Roth-Bernasconi Maria · Nationalrat · 2007-06-13
Roth-Bernasconi Maria · Nationalrat · Genf · Sozialdemokratische Fraktion · 2007-06-13
Wortprotokoll
Il y a quelques années encore, la Confédération était un employeur modèle. Les salaires des cadres ont certes toujours été inférieurs à ceux du secteur privé, mais les prestations sociales, en particulier celles du deuxième pilier, étaient bonnes. Entrée en vigueur il y a cinq ans seulement, la nouvelle loi sur le personnel de la Confédération, qui s'inspire fortement du droit privé, ne connaît plus de protection générale contre le licenciement. C'est la raison pour laquelle il faut un nouveau partenariat social, que le Département fédéral des finances a promis d'instaurer, de concert avec les syndicats et les associations du personnel. Des déclarations communes et des promesses ont été faites, des accords écrits ont été conclus, et ils n'ont cessé d'être violés ces derniers temps.
Aujourd'hui, les discussions entre le Conseil fédéral et les syndicats n'ont pas abouti. On en est au point mort, et tout cela explique le mécontentement croissant du personnel. Les personnes expérimentées partent en raison de la catastrophique révision de la Caisse fédérale de pensions et le taux de fluctuation auprès des plus jeunes collaborateurs et collaboratrices de la Confédération est grand. De plus, le conflit entre l'augmentation des tâches et la pression sur l'effectif du personnel fait que l'effort ou les sollicitations deviennent de plus en plus grands, ce qui a pour conséquence une fragilité accrue des équipes et des personnes. Et encore, non seulement la pression augmente, mais la reconnaissance manque. Ainsi, je vous demande, Madame la présidente de la Confédération - j'aurais aimé qu'elle m'écoute justement à cet instant -, de dire publiquement que le Conseil fédéral est conscient de ces problèmes et que l'administration fédérale n'est pas un atelier protégé.
Encore une fois, nous nous faisons beaucoup de souci au sujet du partenariat social. Il semblerait que Monsieur le conseiller fédéral Merz conteste la légitimité des syndicats du personnel des services publics en arguant que leur taux d'organisation ne serait pas élevé. Il faut rappeler ici que ce taux d'organisation est plus élevé que celui des branches privées comparables.

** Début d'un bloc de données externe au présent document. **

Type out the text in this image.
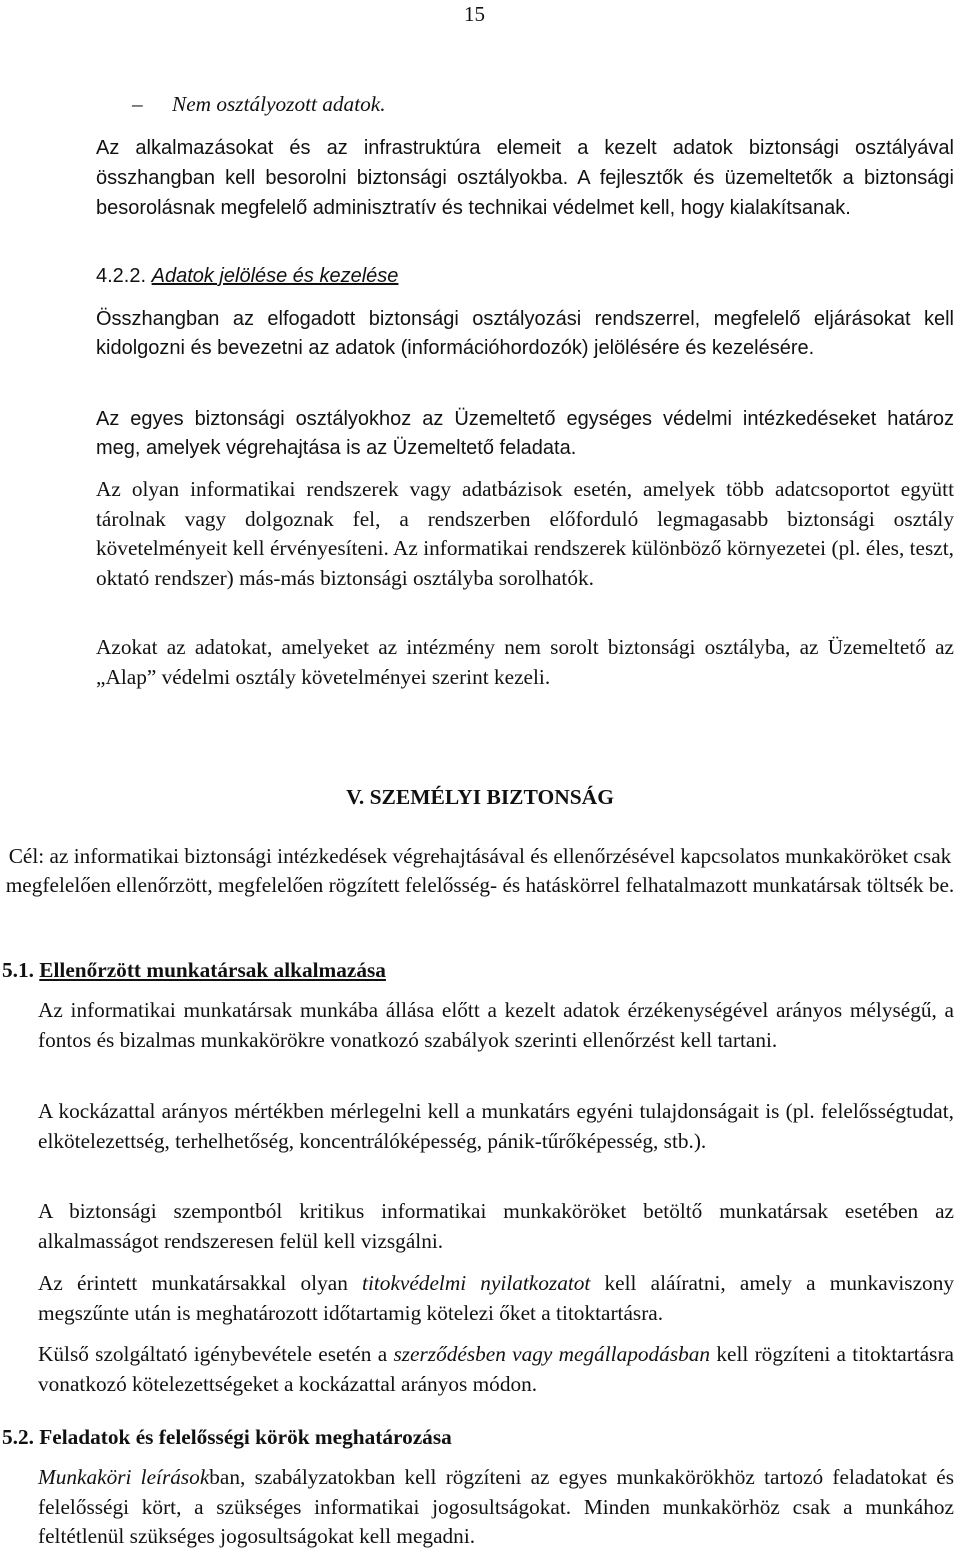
15
– Nem osztályozott adatok.
Az alkalmazásokat és az infrastruktúra elemeit a kezelt adatok biztonsági osztályával összhangban kell besorolni biztonsági osztályokba. A fejlesztők és üzemeltetők a biztonsági besorolásnak megfelelő adminisztratív és technikai védelmet kell, hogy kialakítsanak.
4.2.2. Adatok jelölése és kezelése
Összhangban az elfogadott biztonsági osztályozási rendszerrel, megfelelő eljárásokat kell kidolgozni és bevezetni az adatok (információhordozók) jelölésére és kezelésére.
Az egyes biztonsági osztályokhoz az Üzemeltető egységes védelmi intézkedéseket határoz meg, amelyek végrehajtása is az Üzemeltető feladata.
Az olyan informatikai rendszerek vagy adatbázisok esetén, amelyek több adatcsoportot együtt tárolnak vagy dolgoznak fel, a rendszerben előforduló legmagasabb biztonsági osztály követelményeit kell érvényesíteni. Az informatikai rendszerek különböző környezetei (pl. éles, teszt, oktató rendszer) más-más biztonsági osztályba sorolhatók.
Azokat az adatokat, amelyeket az intézmény nem sorolt biztonsági osztályba, az Üzemeltető az „Alap” védelmi osztály követelményei szerint kezeli.
V. SZEMÉLYI BIZTONSÁG
Cél: az informatikai biztonsági intézkedések végrehajtásával és ellenőrzésével kapcsolatos munkaköröket csak megfelelően ellenőrzött, megfelelően rögzített felelősség- és hatáskörrel felhatalmazott munkatársak töltsék be.
5.1. Ellenőrzött munkatársak alkalmazása
Az informatikai munkatársak munkába állása előtt a kezelt adatok érzékenységével arányos mélységű, a fontos és bizalmas munkakörökre vonatkozó szabályok szerinti ellenőrzést kell tartani.
A kockázattal arányos mértékben mérlegelni kell a munkatárs egyéni tulajdonságait is (pl. felelősségtudat, elkötelezettség, terhelhetőség, koncentrálóképesség, pánik-tűrőképesség, stb.).
A biztonsági szempontból kritikus informatikai munkaköröket betöltő munkatársak esetében az alkalmasságot rendszeresen felül kell vizsgálni.
Az érintett munkatársakkal olyan titokvédelmi nyilatkozatot kell aláíratni, amely a munkaviszony megszűnte után is meghatározott időtartamig kötelezi őket a titoktartásra.
Külső szolgáltató igénybevétele esetén a szerződésben vagy megállapodásban kell rögzíteni a titoktartásra vonatkozó kötelezettségeket a kockázattal arányos módon.
5.2. Feladatok és felelősségi körök meghatározása
Munkaköri leírásokban, szabályzatokban kell rögzíteni az egyes munkakörökhöz tartozó feladatokat és felelősségi kört, a szükséges informatikai jogosultságokat. Minden munkakörhöz csak a munkához feltétlenül szükséges jogosultságokat kell megadni.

Diviser pour mieux régner semble être la politique du Conseil fédéral. Mais ce n'est pas ainsi que vous aurez du personnel motivé pour justement mettre en oeuvre une politique du service public telle que souhaitée par la population. Ce qui nous semble urgent maintenant est de donner au personnel les moyens corrects, de sécuriser les personnes qui travaillent dans l'administration, en renonçant à un nouveau modèle de salaire et de loi sur le personnel de la Confédération et de travailler à un réel partenariat social servant d'exemple à tous les autres partenariats sociaux.